Only 3.4 million or 42.9% of our elderly receive pensions from the SSS, GSIS, and under the senior citizens law. The 2.2 million (27% of elderly) SSS pensioners today receive at least the minimum P1,200 per month with the average reportedly at some P3,200 per month. There are around 272,000 (3.5%) GSIS pensioners receiving at least the minimum of P5,000 per month. Lastly, some 940,000 (12%) senior citizens receive a fixed amount of P500 monthly.
This means that almost six out of ten (57%) elderly Filipinos, or some 4.5 million, are outright not covered at all and don’t receive any pensions. This also means that almost 97% of elderly Filipinos, or around 7.5 million, are either not covered or receive pensions below a reasonable poverty threshold. Only the 3.5% of elderly receiving GSIS pensions are brought above the poverty threshold.
Coverage is poor because the country’s main pension schemes are designed as an individualistic mechanism more than real social security. The SSS and GSIS are contributory schemes that only cover their members, whose membership depends on member contributions, and whose level of benefit depends on the level of member contributions.
This appeals to neoliberally-minded folks whose guiding principle for society is that individuals are only to be rewarded based on personal effort and who believe structural inequities are natural, just, necessary, or all of these. But the problems of basing pensions on regular work-based contributions in the Philippine context of so much joblessness and pervasive irregular and low-paying employment are clear.

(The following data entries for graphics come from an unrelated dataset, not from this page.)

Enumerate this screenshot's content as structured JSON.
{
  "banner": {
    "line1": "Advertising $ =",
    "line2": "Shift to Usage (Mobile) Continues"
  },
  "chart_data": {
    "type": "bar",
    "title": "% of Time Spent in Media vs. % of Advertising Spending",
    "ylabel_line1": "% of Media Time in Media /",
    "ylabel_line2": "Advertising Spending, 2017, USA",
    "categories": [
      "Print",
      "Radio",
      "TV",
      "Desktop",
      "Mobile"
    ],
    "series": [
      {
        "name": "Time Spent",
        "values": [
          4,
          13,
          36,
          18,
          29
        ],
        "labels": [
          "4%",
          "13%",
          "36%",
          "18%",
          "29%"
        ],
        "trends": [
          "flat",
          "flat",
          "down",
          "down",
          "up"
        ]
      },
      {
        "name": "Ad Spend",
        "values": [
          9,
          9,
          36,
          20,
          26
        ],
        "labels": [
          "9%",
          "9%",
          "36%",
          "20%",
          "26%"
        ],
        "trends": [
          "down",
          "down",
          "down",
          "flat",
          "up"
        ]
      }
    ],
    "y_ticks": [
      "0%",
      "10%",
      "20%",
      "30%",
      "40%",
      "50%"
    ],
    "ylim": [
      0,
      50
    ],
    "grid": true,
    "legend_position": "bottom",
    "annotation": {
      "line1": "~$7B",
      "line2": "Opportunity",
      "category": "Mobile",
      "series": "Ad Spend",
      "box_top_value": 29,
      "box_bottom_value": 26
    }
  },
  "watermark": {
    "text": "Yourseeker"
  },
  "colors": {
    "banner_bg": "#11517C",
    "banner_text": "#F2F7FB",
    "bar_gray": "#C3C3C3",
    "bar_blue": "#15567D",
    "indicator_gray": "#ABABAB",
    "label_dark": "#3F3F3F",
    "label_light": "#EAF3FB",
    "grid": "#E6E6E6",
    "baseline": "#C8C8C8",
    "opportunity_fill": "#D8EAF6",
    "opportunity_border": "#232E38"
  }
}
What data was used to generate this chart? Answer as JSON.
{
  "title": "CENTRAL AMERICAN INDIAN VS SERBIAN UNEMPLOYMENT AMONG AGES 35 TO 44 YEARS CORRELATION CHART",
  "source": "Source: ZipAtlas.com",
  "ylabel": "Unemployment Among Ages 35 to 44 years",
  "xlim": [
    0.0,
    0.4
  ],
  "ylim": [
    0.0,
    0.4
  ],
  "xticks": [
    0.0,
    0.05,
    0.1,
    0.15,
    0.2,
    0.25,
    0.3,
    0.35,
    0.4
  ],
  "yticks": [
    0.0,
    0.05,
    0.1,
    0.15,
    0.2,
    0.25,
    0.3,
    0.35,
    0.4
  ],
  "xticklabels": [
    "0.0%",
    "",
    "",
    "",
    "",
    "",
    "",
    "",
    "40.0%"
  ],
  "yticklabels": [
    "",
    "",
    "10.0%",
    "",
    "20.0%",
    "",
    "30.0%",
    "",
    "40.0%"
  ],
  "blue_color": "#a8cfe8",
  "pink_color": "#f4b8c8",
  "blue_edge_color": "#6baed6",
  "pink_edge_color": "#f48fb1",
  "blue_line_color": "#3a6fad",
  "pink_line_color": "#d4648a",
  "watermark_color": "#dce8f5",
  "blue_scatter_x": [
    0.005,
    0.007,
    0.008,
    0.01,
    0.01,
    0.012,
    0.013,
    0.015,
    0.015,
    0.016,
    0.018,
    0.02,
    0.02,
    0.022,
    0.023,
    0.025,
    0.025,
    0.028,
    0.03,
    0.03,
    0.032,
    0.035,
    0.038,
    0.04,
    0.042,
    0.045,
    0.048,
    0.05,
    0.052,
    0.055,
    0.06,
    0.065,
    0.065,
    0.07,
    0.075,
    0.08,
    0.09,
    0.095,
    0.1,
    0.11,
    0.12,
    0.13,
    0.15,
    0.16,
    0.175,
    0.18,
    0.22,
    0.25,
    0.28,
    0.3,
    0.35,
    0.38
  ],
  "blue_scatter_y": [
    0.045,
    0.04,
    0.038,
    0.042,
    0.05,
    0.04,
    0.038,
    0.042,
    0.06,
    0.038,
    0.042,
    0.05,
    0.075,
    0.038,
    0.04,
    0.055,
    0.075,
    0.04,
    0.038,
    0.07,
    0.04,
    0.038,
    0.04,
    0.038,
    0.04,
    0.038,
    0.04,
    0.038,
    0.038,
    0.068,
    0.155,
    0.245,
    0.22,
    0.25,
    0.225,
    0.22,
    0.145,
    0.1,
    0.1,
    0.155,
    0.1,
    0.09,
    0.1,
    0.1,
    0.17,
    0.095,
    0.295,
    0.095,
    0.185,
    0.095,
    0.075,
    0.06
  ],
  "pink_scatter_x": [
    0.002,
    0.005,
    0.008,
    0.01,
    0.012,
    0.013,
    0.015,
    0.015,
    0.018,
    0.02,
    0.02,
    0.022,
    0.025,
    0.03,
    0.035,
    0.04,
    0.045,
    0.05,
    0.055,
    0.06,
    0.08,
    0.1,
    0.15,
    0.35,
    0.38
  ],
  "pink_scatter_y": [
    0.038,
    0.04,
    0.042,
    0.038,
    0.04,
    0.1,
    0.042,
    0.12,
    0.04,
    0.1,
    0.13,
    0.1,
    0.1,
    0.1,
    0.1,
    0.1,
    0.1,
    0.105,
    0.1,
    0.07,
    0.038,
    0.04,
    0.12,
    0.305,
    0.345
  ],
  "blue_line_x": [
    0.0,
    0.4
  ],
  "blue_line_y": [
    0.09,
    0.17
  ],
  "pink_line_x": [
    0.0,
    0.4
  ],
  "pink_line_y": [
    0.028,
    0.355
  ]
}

IBON’s estimates some 4.2 to 4.3 unemployed Filipinos. This is already some 10% of the labour force who are likely to have difficulty making consistent payments, if any. Having employment is not even assurance of becoming an active and qualified SSS member. IBON estimates that 22.4 million Filipinos, or almost six out of ten (58%) of total employed, are non-regular workers, agency-hired workers, or in the informal sector with at best erratic ability to pay contributions. This is consistent with how SSS officials themselves explain that they are unable to collect from over six out of ten (62%) of their members – hence collecting payments from only 12 million, or 38%, of their some 32 million members.
Most families cannot really afford to spare cash for the premiums because of their very low incomes. Around 11.2 million Filipino families try to make do with just P10,413 or much less a month and another 5.8 million with only up to around P18,128. These family incomes are below the P19,000 realistically needed to keep an average family with five members just barely out of poverty.
These mean that strictly linking benefit levels to member contributions is self-defeating. Low incomes in the present will be reduced further, while pensions in the future will still be inadequate. And yet these are the very workers, farmers, fisherfolk, informal sector workers, and their families on the knife edge of subsistence and without wealth whose elderly face insecurity in their old age.